Yıldırım Koç yazdı…
Sovyetler Birliğine maddi kaynaklar, ideoloji ve politika olarak bağlı ve bağımlı eski TKP’nin Türkiye’de yaptığı en büyük hatalardan biri, Türk Ordusu’na sızma çabalarıdır. Atatürk açısından Ordu’nun ne kadar büyük öneme sahip olduğunun farkında olmayan veya Atatürk’ün bu konudaki duyarlılığını dikkate almayan eski TKP, bu girişimleriyle kendi ayağına kurşun sıktı.
Atatürk’ün gerçekleştirmeye çalıştığı büyük devrim, “yukarıdan aşağıya” gelişiyordu.
Sakarya Zaferi’nden sonra Sovyet Rusya adına Ankara’ya gelen M.Frunze’nin 25 Aralık 1921 günü Mustafa Kemal Paşa’ya söyledikleri tarihi önemde tespitlerdi. Frunze şöyle demişti:
“Doğu’ya gelince; Rusya komünistlerinin ve Komintern’in bu yöndeki tavrı tam olarak açık ve berraktır. Ekonomik ve kültürel geri kalmışlıktan dolayı, komünist devrimin sözünün bile edilemeyeceğini düşünüyoruz. Doğu’da devrimci mücadele yalnızca milli kurtuluşçu ve demokratik mahiyettedir. Biz bütün gücümüzle bu hareketleri destekliyoruz ve desteklemeye devam edeceğiz. Çünkü Doğu’nun emperyalizmden kurtuluşu Batı’da komünist ihtilali hızlandıracaktır. (…) Şimdiki durumda Doğu’daki milli kurtuluşçu-demokratik hareket, ekonomik politikası açısından devlet sosyalizmi yönünde yürüyecektir. Burada hareket aşağıdan yukarı doğru değil de, tersine yukarıdan aşağı doğru olacaktır.”
Atatürk’ün devrimi, sermayedar sınıfa karşı mücadele deneyimi ve pratiği olan bir işçi sınıfına dayanmıyordu. Cumhuriyet’in devraldığı işçi sınıfının büyük bölümü İstanbul ve İzmir’deydi. Buralardaki işçilerin çok büyük bölümü de, Kurtuluş Savaşı sırasında, işgale karşı bir mücadele vermemişlerdi. Buralardaki komünistler de aynı tavır içindeydi.

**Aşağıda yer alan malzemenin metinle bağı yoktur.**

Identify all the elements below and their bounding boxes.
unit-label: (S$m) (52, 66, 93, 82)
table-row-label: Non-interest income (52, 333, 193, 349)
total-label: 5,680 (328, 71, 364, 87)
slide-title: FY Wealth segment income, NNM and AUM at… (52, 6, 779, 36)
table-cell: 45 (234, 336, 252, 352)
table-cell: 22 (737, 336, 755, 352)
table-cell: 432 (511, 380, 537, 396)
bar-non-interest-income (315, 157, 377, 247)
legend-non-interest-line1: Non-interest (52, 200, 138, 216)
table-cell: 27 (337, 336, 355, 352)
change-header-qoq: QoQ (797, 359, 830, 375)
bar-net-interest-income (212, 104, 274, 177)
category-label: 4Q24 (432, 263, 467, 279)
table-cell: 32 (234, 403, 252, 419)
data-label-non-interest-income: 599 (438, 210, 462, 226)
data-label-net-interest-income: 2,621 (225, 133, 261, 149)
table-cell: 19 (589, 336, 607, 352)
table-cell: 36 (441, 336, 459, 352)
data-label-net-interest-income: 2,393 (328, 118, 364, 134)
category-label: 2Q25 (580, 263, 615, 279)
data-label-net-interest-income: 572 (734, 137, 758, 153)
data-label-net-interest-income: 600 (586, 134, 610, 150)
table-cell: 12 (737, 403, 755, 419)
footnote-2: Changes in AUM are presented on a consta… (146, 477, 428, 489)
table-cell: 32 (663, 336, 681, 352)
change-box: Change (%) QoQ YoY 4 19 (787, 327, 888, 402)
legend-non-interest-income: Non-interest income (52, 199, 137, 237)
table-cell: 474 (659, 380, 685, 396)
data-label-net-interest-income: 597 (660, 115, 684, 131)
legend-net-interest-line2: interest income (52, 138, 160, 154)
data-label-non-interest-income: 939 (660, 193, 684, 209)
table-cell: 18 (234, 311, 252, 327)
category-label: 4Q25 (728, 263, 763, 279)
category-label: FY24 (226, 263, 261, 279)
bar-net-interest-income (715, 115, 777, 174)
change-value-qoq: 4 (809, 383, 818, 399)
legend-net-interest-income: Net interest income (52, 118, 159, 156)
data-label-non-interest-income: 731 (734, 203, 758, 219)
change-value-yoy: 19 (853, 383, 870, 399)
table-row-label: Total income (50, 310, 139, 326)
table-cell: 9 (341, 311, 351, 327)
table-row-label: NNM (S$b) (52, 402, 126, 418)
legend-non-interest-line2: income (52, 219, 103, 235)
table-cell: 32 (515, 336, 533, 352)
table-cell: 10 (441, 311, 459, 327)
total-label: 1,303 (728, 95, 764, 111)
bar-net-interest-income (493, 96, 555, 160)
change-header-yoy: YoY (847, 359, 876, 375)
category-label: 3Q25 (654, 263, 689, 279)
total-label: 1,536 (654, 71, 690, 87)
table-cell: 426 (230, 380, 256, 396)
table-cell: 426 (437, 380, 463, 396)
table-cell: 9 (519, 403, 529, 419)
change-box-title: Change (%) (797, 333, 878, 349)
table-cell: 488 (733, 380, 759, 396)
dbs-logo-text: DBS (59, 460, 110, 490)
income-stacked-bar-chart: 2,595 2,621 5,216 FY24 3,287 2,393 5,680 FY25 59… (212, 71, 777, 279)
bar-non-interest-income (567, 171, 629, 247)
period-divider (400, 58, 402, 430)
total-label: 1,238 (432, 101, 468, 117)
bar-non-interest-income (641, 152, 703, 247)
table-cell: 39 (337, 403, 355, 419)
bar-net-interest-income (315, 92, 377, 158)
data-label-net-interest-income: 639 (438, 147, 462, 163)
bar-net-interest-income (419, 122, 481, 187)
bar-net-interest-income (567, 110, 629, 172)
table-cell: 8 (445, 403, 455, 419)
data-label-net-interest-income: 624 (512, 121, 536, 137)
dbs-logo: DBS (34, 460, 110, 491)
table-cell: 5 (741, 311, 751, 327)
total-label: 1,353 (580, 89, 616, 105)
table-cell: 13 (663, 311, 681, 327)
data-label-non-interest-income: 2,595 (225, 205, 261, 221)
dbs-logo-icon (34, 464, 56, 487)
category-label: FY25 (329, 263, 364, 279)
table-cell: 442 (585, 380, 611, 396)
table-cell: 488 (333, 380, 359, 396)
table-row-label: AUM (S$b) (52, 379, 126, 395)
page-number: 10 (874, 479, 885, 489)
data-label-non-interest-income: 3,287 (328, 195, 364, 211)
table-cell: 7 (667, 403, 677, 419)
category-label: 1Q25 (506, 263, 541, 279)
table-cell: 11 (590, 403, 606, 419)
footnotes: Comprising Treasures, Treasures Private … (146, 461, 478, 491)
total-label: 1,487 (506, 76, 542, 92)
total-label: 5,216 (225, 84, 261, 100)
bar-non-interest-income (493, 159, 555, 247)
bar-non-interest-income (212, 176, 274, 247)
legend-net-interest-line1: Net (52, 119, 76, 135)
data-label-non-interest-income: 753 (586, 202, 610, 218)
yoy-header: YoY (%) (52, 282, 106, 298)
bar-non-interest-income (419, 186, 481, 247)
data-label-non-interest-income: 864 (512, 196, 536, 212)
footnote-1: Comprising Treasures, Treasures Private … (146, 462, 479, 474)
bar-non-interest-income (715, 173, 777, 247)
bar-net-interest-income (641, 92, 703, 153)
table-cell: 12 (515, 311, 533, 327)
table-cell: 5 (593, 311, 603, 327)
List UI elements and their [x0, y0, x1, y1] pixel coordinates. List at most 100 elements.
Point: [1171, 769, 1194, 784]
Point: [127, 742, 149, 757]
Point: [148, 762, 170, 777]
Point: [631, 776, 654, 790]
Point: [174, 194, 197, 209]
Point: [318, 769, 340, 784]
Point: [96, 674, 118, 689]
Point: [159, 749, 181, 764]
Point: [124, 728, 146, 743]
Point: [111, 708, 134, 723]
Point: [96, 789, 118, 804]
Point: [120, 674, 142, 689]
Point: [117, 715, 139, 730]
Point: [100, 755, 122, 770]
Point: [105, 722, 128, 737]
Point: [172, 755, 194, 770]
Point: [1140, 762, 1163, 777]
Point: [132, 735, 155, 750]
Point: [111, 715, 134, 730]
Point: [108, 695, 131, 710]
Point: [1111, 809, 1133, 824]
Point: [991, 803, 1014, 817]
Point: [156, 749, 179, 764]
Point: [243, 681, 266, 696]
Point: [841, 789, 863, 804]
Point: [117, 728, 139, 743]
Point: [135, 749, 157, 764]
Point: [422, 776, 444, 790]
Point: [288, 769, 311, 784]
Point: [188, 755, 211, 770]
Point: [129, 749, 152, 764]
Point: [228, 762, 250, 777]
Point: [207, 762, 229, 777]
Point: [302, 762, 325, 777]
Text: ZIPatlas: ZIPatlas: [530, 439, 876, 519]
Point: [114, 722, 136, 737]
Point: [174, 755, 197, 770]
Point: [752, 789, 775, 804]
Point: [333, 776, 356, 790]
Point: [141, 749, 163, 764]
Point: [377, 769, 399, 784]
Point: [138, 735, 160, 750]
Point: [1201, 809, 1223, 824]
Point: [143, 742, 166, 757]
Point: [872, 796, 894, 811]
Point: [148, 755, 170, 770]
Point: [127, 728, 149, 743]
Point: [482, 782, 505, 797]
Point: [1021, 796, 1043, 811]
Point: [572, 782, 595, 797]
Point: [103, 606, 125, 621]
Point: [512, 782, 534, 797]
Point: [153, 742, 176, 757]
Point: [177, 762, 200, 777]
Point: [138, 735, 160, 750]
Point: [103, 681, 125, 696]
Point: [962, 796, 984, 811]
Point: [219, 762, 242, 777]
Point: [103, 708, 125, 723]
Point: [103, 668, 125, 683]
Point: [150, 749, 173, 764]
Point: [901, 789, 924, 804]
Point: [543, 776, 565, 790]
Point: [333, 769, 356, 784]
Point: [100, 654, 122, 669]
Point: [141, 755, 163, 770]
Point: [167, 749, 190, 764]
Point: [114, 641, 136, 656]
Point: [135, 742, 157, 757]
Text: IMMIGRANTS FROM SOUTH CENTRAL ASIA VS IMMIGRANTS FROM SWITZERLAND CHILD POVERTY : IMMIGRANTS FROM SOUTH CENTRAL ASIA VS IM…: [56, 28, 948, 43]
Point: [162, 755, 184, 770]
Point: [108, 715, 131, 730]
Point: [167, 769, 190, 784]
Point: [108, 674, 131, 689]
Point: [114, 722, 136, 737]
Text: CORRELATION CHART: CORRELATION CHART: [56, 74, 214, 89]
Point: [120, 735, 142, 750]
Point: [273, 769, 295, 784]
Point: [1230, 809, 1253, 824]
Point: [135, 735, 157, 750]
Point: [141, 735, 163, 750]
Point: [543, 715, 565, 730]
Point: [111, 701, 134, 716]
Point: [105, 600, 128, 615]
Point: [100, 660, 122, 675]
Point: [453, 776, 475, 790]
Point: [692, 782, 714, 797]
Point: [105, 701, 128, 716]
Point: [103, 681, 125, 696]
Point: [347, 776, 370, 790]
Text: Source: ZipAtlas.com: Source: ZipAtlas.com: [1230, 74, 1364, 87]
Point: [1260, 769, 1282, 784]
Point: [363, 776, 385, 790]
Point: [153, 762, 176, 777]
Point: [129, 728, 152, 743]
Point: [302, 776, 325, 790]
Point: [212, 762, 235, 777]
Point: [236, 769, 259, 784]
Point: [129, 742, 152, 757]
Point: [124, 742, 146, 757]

Atatürk’ün devrimi, toprak ağalarına karşı mücadele eden bir yoksul köylü hareketine de dayanmıyordu. Böyle bir hareket yoktu. Köylülüğün büyük bölümü, toprak ağalarının, şeyhlerin, aşiret reislerinin kulu durumundaydı.
Atatürk’ün “yukarıdan aşağı” devrim gerçekleştirme mücadelesinde dayandığı tek güç, Türk Ordusu idi. Umudu da, “yukarıdan aşağı” devrim sürecinde yetiştirmeye çalıştığı gençlikti.
Bu nedenle, Atatürk’ün son mesajı, Türk Ordusu’nadır. Ölüm döşeğinde, Mareşal Fevzi Çakmak’a dikte ettiği mesajda Türk Ordusu’nun Kemalist Devrim’deki büyük rolü vurgulanmaktadır. Mesaj, 29 Ekim günü Hipodromdaki tören sırasında Başbakan Celal Bayar tarafından okunmuştur. Anıtkabir’de Şeref Salonu’nun girişinde sağda duvarı kaplayan yazı, Atatürk’ün 29 Ekim 1938 tarihli Ordu’ya Mesajıdır.
“Zaferleri ve mazisi insanlık tarihiyle başlayan, her zaman zaferle beraber medeniyet nurları taşıyan kahraman Türk ordusu!
“Memleketini en buhranlı ve müşkül anlarda zulümden, felaket ve musibetlerden ve düşman istilasından nasıl korumuş ve kurtarmış isen, Cumhuriyet’in bugünkü feyizli devrinde de, askerlik tekniğinin bütün modern silah ve vasıtalarıyla donanmış olduğun hâlde, vazifeni aynı bağlılıkla yapacağına hiç şüphem yoktur. (…)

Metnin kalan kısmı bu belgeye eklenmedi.